Ce tableau est identique dans toutes les villes du Cameroun. A Douala par exemple, les décors des quartiers New-Bell, Nkololoun ou Kassalafam ne payent pas de mine. Dans ces quartiers, les rigoles pleines d’eau sale sont bourrées de déchets le long de la route, qui dégagent des odeurs nauséabondes.
Pourtant, les logements qui sont situés dans les centres-villes ont plutôt fière allure.
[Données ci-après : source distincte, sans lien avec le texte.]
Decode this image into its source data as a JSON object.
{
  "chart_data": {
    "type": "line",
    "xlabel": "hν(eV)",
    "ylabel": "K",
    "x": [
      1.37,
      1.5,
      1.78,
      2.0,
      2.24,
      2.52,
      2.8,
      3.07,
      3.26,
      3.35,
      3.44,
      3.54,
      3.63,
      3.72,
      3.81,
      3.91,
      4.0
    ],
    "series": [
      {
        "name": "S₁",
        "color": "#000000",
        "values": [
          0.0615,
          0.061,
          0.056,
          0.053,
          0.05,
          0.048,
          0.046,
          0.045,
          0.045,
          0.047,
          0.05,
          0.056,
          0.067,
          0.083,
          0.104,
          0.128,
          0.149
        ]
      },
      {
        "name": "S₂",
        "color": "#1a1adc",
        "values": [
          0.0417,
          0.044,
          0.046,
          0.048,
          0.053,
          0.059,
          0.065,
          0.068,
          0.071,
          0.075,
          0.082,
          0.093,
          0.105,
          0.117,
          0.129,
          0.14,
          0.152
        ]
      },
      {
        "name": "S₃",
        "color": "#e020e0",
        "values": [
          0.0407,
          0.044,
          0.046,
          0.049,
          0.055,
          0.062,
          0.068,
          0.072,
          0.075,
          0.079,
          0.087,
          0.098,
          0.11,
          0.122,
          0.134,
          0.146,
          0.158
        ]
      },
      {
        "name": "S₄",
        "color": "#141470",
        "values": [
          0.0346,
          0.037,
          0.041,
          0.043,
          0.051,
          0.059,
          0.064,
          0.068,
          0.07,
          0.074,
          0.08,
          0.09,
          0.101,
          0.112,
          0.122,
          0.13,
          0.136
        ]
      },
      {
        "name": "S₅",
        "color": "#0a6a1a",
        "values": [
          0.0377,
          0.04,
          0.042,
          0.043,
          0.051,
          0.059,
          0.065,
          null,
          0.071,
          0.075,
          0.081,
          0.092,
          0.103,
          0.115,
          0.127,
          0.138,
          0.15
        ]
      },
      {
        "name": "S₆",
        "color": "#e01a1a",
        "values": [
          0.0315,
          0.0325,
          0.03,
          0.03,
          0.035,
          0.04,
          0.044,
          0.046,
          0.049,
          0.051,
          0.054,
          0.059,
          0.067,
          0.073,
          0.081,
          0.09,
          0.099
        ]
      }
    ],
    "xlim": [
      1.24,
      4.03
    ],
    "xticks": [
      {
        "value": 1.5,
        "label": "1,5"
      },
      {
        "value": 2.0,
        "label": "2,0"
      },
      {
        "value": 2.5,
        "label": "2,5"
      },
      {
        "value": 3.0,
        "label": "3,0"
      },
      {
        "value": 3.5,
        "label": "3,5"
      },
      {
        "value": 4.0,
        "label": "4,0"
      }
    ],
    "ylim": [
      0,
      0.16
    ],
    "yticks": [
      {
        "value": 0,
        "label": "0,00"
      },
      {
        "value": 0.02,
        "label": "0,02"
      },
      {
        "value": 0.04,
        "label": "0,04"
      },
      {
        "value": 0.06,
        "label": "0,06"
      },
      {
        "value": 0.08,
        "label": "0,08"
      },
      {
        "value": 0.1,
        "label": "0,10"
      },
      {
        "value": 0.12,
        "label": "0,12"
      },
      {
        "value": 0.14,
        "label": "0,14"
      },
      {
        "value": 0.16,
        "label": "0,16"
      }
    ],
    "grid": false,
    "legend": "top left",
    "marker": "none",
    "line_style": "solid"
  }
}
Dans certains quartiers comme Bastos, Santa Barbara à Yaoundé, Akwa et Bonanjo à Douala, les villas et duplex se disputent la vedette, y compris des appartements et immeubles à un ou plusieurs étages. Encore qu’à ce niveau, pour certains habitants, beaucoup reste à faire. « Nous avons de grands centres commerciaux dont la beauté ne laisse personne indifférent. Ceux-ci  perdent de leur éclat parce qu’à côté se trouve un immeuble ou un magasin mal entretenu », poursuit Mirabelle Ngazoa, une habitante de Yaoundé.

Et de poursuivre : « Il faudrait que l’architecture des maisons et des immeubles soit harmonisée avec des routes bien tracées comme on le voit en Europe et même dans certains pays d’Afrique ». Dans les nouveaux quartiers qui naissent à la périphérie, les fautes d’hier en matière d’urbanisation ont tendance à se répéter. « En l’absence d’un plan d’urbanisation ou en violation de ce plan lorsqu’il existe, certains propriétaires terriens construisent à leur guise en empiétant sur les bornes et les servitudes. Vivement que l’Etat prenne le taureau par les cornes », conclut un habitant de Douala.